Schrager’s decision to open Public has prompted some critics to argue that he is rejecting his previous work in the nightclub and boutique hotel sector, where he deftly used velvet rope to keep out all but the hippest guests to create exclusivity and buzz. Schrager finds the notion fanciful. ‘No, no, no! I’m doing what I’ve always done: following my instinct. It’s all I’ve ever done and it just so happens that what I like to do, a lot of other people have liked to do, so it’s worked. There weren’t nightclubs that I wanted to go to, so Steve Rubell (Schrager’s late former business partner) and I set up Studio 54 and people flocked to it. There weren’t any hotels that I liked, so Steve and I set up Morgans and the other boutique hotels and the market moved to us. Now the time is right for Public.’

He argues that many big hotel chains have failed to keep up with the consumer, creating a gap in the market for Public. He believes the countless big operators that have tried to copy the boutique hotel have misunderstood it and ended up creating ‘a Frankenstein’s monster that is neither boutique nor fashionable but just outdated, over-the-top and meaningless’. At the same time, traditional luxury operators have lost the plot. ‘You can’t tell the difference between each hotel. They all have the same offering. They all look the same. The service is a bit obsequious, a bit pretentious. Just because they are expensive doesn’t mean they are luxury.’

The future is all about simplicity, accessibility, transparency, and value. Indeed, while he rolls out Public, Schrager is also creating another mass-appeal brand. He has partnered with the world’s biggest cookie-cutter hotel chain, Marriott, in a £1bn joint venture to create Edition, a series of modern boutique hotels, without all the off-putting ‘design on steroids’ offered by wannabe hip hoteliers. The idea is to combine Schrager’s aesthetic integrity and cachet with Marriott’s mass-market experience.

Unfortunately, the launch of the Edition project could not have gone worse, especially for Marriott which, in an unprecedented move, got ousted from the first Edition Hotel which has been operating for less than a year in  Honolulu. The owner of the hotel claims Marriott has not fulfilled its commitments and the concept has failed to perform as expected. The second Edition opened in Istanbul, other properrties being planned for Barcelona, Mexico City, Miami, London, Paris, Madrid, Milan, Rome, Naples and Mumbai, Los Angeles, New York, Manchester and Edinburgh will be next. It remains to be seen whether the ongoing legal battle will have any effects on the development of the Edition chain.

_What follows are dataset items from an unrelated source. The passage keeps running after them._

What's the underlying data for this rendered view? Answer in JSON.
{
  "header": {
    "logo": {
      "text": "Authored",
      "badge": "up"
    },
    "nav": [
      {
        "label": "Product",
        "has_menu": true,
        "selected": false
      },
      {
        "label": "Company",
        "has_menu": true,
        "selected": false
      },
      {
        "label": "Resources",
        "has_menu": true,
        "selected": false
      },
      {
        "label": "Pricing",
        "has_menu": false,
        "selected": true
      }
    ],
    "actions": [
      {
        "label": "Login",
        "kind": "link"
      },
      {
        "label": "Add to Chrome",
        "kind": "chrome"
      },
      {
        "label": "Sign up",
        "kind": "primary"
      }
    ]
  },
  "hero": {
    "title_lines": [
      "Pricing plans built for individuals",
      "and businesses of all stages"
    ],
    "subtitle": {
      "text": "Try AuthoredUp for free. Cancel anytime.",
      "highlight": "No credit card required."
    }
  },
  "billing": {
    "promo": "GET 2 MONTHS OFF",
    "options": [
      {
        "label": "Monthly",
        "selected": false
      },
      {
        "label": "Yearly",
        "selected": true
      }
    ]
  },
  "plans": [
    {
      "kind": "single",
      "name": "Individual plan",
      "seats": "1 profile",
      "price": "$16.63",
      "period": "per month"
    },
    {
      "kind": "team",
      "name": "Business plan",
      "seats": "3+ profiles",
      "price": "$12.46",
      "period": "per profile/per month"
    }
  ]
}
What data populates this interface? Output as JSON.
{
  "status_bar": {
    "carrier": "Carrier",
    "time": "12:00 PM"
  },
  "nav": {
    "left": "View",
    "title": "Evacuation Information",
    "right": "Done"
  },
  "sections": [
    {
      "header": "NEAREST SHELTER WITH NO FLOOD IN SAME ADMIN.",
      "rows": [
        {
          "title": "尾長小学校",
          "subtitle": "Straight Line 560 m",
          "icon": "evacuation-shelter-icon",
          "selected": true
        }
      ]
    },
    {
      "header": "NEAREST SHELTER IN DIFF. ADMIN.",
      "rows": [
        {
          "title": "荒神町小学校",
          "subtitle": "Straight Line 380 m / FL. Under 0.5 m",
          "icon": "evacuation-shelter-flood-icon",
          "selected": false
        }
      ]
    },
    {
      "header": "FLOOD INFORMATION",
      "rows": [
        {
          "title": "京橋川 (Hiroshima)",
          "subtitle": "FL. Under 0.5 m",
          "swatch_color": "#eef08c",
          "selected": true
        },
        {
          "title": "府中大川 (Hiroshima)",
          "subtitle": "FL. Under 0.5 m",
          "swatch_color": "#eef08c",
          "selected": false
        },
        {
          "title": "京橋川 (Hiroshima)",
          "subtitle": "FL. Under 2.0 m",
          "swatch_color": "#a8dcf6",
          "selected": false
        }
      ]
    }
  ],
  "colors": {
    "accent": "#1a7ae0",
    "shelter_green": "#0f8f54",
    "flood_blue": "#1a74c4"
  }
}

But fans of the old Schrager bling needn’t despair. He hasn’t given up on haute hotels altogether. Slowly, quietly – in fact, this is the first place you will read about it – he is planning a third and final act to his career as a hotelier.He’s going to found a luxurious hotel brand in a handful of cities in the US and Europe. ‘They will be small – 20 to 80 rooms – and have the kind of service that you get in the guest room of a very wealthy friend. It will be the real deal.’ The name of this new brand? Schrager. Few doubt he’s earned the right for a shot at immortality.